I think I’m describing the idea of the holon. I hope this makes sense, and I wasn’t trying to suggest earlier that rocks are alive. I meant that rocks which can not survive, such as star shaped boulders of sodium, do not survive. This is a point I’ve tried to articulate in arguments against intelligent design proponents who describe scenarios such as the opaque lens, where a man suggested that the evolution of the eye in parts would be unlikely because an opaque lens would not work. The simple rebuttal to him would be that because the lens would not work, it would not work, so it would not evolve. Only the lens that works will evolve. I’ll stop. I’ve diverged too far from the topic in an effort to provide broad context for what I’m saying. Thank you for sticking through.
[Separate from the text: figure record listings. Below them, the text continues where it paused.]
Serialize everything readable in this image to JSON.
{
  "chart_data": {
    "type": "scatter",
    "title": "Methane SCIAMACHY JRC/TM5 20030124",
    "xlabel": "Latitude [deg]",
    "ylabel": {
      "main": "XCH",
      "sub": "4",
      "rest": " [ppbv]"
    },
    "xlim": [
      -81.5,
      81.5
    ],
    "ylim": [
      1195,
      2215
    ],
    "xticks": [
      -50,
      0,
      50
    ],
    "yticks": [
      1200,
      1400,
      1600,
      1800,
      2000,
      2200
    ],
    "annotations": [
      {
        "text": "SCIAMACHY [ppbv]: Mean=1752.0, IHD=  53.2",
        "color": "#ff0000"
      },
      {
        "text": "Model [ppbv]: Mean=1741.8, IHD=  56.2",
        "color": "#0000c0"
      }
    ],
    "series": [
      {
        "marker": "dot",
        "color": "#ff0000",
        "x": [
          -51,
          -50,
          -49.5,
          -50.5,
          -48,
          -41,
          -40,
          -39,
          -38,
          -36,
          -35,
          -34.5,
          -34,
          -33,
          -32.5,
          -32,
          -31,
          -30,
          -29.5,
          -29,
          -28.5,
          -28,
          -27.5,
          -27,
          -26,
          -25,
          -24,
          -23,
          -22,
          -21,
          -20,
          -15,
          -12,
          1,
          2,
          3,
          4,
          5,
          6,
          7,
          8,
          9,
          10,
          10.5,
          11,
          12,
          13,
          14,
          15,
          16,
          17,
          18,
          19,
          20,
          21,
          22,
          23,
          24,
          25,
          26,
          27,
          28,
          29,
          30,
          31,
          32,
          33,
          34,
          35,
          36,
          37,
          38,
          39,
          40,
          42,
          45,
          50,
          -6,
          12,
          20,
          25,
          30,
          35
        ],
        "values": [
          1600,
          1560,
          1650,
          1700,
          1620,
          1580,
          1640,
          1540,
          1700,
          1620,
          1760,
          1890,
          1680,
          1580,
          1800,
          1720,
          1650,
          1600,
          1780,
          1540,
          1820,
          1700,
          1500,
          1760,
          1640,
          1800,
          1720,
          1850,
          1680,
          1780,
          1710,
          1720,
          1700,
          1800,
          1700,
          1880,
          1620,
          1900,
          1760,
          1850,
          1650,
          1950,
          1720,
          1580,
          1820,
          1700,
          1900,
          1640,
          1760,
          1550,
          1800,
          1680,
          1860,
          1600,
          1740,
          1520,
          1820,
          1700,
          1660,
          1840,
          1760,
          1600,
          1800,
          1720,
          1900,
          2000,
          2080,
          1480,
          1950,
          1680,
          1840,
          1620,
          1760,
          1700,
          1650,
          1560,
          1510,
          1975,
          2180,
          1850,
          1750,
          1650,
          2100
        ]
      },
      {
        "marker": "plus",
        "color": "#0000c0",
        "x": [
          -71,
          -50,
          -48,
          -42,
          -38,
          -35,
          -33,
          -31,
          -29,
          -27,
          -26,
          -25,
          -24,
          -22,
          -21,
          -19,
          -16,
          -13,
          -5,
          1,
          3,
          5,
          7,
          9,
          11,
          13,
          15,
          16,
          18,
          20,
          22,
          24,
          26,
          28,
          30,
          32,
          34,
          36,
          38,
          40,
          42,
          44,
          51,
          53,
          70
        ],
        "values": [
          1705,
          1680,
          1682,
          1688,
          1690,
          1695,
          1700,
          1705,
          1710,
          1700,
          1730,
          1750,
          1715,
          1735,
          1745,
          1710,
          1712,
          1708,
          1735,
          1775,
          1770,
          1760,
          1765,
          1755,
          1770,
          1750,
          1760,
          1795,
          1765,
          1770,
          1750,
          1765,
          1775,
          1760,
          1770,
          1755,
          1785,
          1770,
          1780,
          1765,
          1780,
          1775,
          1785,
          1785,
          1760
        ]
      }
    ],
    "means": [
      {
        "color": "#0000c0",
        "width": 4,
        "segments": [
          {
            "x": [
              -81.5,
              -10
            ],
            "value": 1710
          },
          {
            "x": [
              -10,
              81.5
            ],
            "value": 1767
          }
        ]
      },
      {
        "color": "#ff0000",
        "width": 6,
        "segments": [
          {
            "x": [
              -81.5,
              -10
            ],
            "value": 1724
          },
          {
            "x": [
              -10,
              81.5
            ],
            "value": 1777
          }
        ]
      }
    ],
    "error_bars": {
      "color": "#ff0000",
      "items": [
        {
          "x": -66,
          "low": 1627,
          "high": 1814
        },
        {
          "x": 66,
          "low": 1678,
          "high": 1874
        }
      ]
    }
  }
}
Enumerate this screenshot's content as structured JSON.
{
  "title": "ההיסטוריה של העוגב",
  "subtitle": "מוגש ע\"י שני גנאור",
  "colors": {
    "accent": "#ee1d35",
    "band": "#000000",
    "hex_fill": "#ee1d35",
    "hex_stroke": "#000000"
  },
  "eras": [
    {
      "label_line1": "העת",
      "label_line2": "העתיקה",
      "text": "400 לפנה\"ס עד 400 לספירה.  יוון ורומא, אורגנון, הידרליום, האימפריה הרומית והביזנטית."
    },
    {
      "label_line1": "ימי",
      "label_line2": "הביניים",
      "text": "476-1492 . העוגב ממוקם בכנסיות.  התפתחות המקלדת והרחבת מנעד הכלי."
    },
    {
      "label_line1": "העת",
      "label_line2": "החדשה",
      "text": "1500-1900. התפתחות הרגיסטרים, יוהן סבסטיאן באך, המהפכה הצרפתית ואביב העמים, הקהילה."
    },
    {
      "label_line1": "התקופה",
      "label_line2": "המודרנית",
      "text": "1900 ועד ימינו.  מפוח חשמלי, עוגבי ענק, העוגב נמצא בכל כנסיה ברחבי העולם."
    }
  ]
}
Welcome to the SDMB, Malphustes! Editing is limited to five minutes after the post is first posted. Double posting is not a problem if you’re adding a substantive reply. Stick around, we always need more knowledgeable people.
Plasmids can affect the pathogenicity of the bacteria that host them. For example, E.coli is component of the gut microbiome, however, there are E.coli variants that cause disease. For some of these, the genes that cause the bacteria to become pathogenic are carried on a plasmid.
Similarely, fore some plant-pathogenic bacteria, the pathogenic genes are carried on plasmids.
So while the plasmids do not cause diseases in eukaryotic organisms by themselves, their presence in bacteria renders these bacteria pathogenic.